Baker Flowers Foods (NYSE:FLO) has produced impressive results for longtime shareholders, working to put together a growing network of nationally known baked-goods brands. Flowers isn't the only player in the industry, but it and Campbell Soup (NYSE:CPB) brand Pepperidge Farm have generally squared off against local competition and store brands for years. Yet recently, Flowers has seen its share price fall back from its previous highs, and coming into Wednesday's fourth-quarter financial report, Flowers Foods investors were hoping that the baker would be able to eke out at least minimal growth on the top and bottom line. Flowers wasn't able to deliver on that promise, raising the specter of a tough 2016. Let's look more closely at what Flowers Foods said in its report and what we can learn from its outlook going forward.
A spoiled quarter for Flowers Foods
Flowers' fourth-quarter results didn't live up to what investors had expected to see from the bakery company. Revenue slumped 2.2% to $858.4 million, dramatically missing the $907.8 million consensus forecast among investors. Net income climbed 15% to $32.2 million, but after adjusting for one-time charges that the company took in the year-ago quarter, adjusted earnings fell 20% to $0.16 per share, missing expectations by $0.05 per share.
A closer look at the numbers reveals several things. Flowers Foods' fourth quarter was only 12 weeks long, as opposed to last year's 13-week quarter. Those following the stock should have known that, but it's at least possible that consensus forecasts were assuming a comparable-length quarter. Nevertheless, some of the trends within Flowers Foods had different impacts on its various segments. The branded retail side of the business did well, posting a minimal 1.2% sales drop in the direct store delivery segment and climbing almost 32% in the warehouse segment. By contrast, store-branded retail sales plunged almost 11% in direct store delivery and 6% in warehouse. Non-retail and other sales performed slightly worse than the company's overall totals.

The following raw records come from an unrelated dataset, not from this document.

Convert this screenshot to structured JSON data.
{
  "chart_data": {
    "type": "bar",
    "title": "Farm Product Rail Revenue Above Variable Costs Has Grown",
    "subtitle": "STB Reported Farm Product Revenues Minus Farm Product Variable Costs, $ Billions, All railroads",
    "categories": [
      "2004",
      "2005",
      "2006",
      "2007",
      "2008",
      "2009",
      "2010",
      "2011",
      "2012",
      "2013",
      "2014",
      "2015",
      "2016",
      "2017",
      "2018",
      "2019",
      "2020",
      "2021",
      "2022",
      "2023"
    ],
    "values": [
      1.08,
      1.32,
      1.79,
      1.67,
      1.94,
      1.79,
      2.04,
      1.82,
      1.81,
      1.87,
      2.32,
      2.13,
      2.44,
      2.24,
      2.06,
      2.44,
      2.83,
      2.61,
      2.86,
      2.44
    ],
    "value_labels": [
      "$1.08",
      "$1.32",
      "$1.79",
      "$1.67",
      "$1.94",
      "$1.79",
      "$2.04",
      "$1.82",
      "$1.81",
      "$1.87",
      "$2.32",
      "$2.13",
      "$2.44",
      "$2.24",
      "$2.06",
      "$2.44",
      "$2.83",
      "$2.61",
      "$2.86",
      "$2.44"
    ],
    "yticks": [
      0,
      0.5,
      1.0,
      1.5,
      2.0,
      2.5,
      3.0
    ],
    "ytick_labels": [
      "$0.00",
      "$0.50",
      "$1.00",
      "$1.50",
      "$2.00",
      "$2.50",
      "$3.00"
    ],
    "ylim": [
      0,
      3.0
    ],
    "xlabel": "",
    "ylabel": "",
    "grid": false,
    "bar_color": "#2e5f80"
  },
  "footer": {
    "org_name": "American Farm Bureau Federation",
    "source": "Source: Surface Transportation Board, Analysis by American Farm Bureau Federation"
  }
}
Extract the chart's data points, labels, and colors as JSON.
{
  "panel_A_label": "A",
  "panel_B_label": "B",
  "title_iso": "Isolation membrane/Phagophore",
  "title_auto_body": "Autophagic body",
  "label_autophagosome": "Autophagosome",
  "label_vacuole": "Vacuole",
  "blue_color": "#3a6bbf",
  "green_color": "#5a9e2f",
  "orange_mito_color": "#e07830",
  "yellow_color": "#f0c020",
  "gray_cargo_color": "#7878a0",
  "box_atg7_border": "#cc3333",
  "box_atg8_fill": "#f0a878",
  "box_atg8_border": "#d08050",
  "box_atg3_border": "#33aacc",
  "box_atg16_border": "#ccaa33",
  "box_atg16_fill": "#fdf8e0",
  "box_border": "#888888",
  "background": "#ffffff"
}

Once again, the warehouse segment turned out to be more profitable. Adjusted operating earnings dropped 10% in the direct store delivery segment, but they rose 18% in the warehouse division. Unfortunately, with only a fifth of overall revenue coming from warehouse, its positive move wasn't enough to offset the drop in direct store delivery.
CEO Allen Shiver accepted responsibility for the poor results. "We are not satisfied with our performance in the fourth quarter," Shiver said. The CEO cited the reversal of favorable trends from earlier in the year as holding back Flowers Foods' ability to turn its strategic initiatives into greater growth.
Can Flowers Foods bounce back?
Flowers nevertheless sees good things ahead for 2016. The company believes that its recent acquisitions should add 5.2% to 5.7% to sales growth for the year, and Flowers is working hard to expand its market share against Campbell Soup's Pepperidge Farm and other competitors in rapidly expanding market areas.
Looking ahead to fiscal 2016, Flowers Foods' guidance for the full year was less promising than most investors had hoped to see. Revenue guidance in a range of $3.986 billion to $4.08 billion covers the current investor estimate of $4.06 billion, albeit leaving more room for underperformance than outperformance. But earnings guidance for $0.98 to $1.04 per share is squarely below the consensus estimate of $1.10 per share, and growth rates of 6.5% to 13% on the bottom line weren't enough to give shareholders much confidence in Flowers' future.
Some investors are also worried about litigation that Flowers faces. In January, Flowers Foods' drivers sued the company, arguing that the company should treat them as employees rather than independent contractors. Although Flowers asserts that courts have upheld its independent contractor model in past disputes, the threat of a labor disruption could hurt Flowers' already-fragile business.
Flowers Foods' shares quickly reflected investors' dissatisfaction with its results, as the stock fell 14% in the first 30 minutes of after-hours trading following the announcement. Without further moves to support growth going forward, Flowers could have trouble getting itself back on an upward trajectory.